Over the holidays, I read Flatterland by Ian Stewart. Stewart is an English mathematician and contributor to a branch of geometry called "catastrophe theory." Sounds fun, eh?
The subtitle of Flatterland is "Like Flatland, only more so." Stewart wrote it as a sequel to and extension of Edwin Abbott's 1884 geometrical satire, Flatland. One hundred years after the events of the first book, Victoria Line, great-great-granddaughter of the original A. Square, reads her ancestor's book (against her father's express prohibition) and finds in it a code for summoning a visitor from Spaceland.
Instead of a Sphere, Victoria receives a visit from a Space Hopper, a creature who helps her visit not just many dimensions higher than the third, but a number of other strange geometric worlds. In one she sees fractals everywhere. In another, parallel lines converge. In another she can see herself in the distance. Her investigation into curved space leads into a discussion of quantum physics and relativity, a theory the Space Hopper insists is poorly named, since it's based on the one thing that isn't relative - the speed of light.
So how's the book to read? My 8th grade son read it before me, and he found it mind-twisting and thought provoking - hard, but worth it. For me, with a year of college physics and no math beyond calculus, it was surprisingly accessible. Yes, it's difficult to visualize the worlds Stewart describes, but he assures us it's difficult for mathematicians, too. And its's fun to toss these ideas around lightly like oddly-shaped objects to juggle. The format consists mostly of dialogue between the Space Hopper, who is a little bit self-satisfied, and Victoria, who is by turns a stubborn teenager, a dense student, an independent reasoner, and an inspired explorer of new intellectual landscapes.

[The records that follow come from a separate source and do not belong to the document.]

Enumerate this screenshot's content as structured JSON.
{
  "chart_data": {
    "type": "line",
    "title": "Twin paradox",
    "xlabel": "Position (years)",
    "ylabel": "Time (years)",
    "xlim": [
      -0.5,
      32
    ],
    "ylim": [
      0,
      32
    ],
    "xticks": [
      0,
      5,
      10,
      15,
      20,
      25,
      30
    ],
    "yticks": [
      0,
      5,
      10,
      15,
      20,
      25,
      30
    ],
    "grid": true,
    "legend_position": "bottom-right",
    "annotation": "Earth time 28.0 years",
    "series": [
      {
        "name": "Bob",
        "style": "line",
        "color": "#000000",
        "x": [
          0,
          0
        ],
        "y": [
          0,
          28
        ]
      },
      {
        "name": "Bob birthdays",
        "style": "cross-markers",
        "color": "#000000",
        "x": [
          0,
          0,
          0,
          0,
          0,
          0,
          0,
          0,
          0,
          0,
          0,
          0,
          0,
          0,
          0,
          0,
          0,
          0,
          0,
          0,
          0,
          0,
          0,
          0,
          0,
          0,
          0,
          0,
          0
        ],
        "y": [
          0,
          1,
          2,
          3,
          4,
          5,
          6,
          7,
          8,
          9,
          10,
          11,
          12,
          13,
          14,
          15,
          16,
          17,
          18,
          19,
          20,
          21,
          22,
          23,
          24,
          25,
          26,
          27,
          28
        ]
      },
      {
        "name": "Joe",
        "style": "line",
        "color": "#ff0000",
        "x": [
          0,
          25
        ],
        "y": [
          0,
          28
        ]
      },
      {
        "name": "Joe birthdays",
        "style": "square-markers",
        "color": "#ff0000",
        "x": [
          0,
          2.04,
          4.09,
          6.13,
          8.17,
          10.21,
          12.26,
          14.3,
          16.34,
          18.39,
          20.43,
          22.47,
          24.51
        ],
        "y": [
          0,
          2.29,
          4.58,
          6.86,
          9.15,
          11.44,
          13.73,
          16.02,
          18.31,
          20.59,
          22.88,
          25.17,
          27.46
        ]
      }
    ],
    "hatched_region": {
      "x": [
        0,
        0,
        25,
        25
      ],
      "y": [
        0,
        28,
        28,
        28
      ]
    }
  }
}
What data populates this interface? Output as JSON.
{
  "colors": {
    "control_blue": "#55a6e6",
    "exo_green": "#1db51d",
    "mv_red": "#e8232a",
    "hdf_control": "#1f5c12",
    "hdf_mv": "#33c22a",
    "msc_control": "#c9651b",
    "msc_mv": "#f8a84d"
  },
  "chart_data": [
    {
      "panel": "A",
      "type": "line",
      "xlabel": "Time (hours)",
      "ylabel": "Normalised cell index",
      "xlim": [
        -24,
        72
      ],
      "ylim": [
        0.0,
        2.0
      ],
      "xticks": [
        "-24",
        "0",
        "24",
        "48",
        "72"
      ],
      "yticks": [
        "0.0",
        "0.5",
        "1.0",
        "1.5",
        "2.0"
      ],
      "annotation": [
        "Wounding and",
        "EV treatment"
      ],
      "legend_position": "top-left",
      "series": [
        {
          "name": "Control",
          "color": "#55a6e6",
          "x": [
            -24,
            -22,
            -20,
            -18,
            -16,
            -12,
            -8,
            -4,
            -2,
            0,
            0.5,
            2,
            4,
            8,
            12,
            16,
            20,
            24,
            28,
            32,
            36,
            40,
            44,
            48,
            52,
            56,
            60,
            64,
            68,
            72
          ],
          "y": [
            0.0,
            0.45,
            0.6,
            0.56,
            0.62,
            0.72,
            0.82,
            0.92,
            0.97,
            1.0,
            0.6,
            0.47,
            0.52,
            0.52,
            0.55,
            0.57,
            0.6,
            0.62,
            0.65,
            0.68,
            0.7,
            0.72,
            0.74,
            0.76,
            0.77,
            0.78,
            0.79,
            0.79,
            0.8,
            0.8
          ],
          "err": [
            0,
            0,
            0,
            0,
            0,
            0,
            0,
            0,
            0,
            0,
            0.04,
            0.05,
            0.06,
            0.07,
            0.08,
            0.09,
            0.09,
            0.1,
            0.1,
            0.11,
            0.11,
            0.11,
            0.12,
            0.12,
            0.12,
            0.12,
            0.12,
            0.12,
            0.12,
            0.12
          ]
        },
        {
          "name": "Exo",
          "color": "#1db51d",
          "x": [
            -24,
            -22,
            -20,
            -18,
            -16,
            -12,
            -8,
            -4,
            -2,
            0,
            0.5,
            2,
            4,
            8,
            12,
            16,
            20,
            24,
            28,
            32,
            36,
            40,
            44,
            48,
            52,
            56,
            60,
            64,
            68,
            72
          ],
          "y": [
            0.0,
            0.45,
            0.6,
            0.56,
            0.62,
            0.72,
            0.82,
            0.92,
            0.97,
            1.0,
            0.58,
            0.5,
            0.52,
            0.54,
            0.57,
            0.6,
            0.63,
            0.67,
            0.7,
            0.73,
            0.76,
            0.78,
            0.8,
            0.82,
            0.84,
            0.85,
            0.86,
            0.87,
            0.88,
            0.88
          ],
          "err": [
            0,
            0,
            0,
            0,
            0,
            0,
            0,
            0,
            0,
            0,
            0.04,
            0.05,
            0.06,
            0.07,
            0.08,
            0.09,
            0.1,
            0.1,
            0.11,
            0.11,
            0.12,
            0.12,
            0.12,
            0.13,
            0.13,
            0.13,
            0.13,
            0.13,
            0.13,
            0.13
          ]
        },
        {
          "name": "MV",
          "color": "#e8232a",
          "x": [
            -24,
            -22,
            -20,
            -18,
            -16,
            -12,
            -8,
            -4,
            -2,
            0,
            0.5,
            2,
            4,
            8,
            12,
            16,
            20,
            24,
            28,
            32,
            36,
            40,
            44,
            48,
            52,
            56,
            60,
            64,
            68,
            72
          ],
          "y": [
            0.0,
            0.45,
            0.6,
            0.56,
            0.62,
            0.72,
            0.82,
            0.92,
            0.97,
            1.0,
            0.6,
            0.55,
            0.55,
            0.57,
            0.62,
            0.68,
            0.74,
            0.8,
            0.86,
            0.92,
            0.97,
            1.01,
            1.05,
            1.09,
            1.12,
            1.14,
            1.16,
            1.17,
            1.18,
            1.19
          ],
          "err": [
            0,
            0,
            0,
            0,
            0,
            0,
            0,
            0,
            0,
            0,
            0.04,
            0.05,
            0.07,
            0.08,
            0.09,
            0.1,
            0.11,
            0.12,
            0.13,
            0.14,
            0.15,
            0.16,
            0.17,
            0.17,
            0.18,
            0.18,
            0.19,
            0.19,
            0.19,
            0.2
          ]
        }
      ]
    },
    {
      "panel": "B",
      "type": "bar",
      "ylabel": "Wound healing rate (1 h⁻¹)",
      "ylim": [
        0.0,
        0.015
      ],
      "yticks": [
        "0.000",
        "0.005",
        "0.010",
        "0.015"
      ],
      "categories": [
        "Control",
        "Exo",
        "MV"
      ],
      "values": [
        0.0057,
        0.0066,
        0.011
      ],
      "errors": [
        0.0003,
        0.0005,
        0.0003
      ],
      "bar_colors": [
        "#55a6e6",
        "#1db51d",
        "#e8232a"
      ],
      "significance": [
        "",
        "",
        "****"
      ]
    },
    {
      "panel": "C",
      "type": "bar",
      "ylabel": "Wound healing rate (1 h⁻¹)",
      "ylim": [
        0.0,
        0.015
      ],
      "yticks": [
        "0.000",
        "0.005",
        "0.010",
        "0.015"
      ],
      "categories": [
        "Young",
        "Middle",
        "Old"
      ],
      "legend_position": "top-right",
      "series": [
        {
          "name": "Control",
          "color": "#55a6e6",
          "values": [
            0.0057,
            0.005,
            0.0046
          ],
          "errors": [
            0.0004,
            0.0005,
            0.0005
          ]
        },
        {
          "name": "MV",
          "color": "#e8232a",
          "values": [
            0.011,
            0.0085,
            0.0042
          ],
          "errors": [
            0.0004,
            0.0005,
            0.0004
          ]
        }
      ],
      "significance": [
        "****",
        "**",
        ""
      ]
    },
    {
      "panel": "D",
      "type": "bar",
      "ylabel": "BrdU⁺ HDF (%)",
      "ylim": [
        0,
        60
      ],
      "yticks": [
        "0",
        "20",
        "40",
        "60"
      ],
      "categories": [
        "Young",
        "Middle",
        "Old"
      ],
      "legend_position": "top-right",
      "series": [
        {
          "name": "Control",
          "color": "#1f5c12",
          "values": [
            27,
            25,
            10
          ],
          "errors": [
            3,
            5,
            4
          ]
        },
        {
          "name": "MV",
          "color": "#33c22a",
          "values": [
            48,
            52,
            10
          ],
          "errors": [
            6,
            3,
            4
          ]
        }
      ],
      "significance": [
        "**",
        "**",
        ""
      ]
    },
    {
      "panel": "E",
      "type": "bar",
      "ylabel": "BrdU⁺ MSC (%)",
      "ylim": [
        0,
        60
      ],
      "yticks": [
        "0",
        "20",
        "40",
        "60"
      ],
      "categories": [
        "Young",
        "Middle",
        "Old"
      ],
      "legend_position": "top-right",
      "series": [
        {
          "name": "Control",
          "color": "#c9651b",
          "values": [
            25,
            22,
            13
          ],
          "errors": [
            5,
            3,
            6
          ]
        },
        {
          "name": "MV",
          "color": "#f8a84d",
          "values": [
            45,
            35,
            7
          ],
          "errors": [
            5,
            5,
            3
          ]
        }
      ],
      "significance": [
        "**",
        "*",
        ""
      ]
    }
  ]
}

I wish the discussion of fractional dimensions were more thorough: I felt I almost had it when the story moved on. I enjoyed Moo-bius the Cow and the Klein bottles. Topology was fun to dip into, as was the discussion of infinity and parallel lines. The section on quantum physics and relativity took me back to the weirdest, most fun parts of physics. As for the story itself, while the plot is not enthralling, it's sufficient to carry the exploration of mathematics.
Who would like this book? Anyone who would like his or her mind stretched in weird ways. I'd recommend it especially for kids in grades 8-10 who like math even if they don't like calculation; people who like visual puzzles; and people like me who want their ideas of math and science tickled by new ways of thinking about and trying to visualize shape and space.
More than anything, Flatterland is valuable because it shares with us the freaky, imaginative side of mathematics and demonstrates that math is not just a matter of plodding through more and more difficult algebra and calculus. Instead, mathematics can become a great playground for the imagination.
Does anyone have another playful or challenging melding of math and literature to recommend?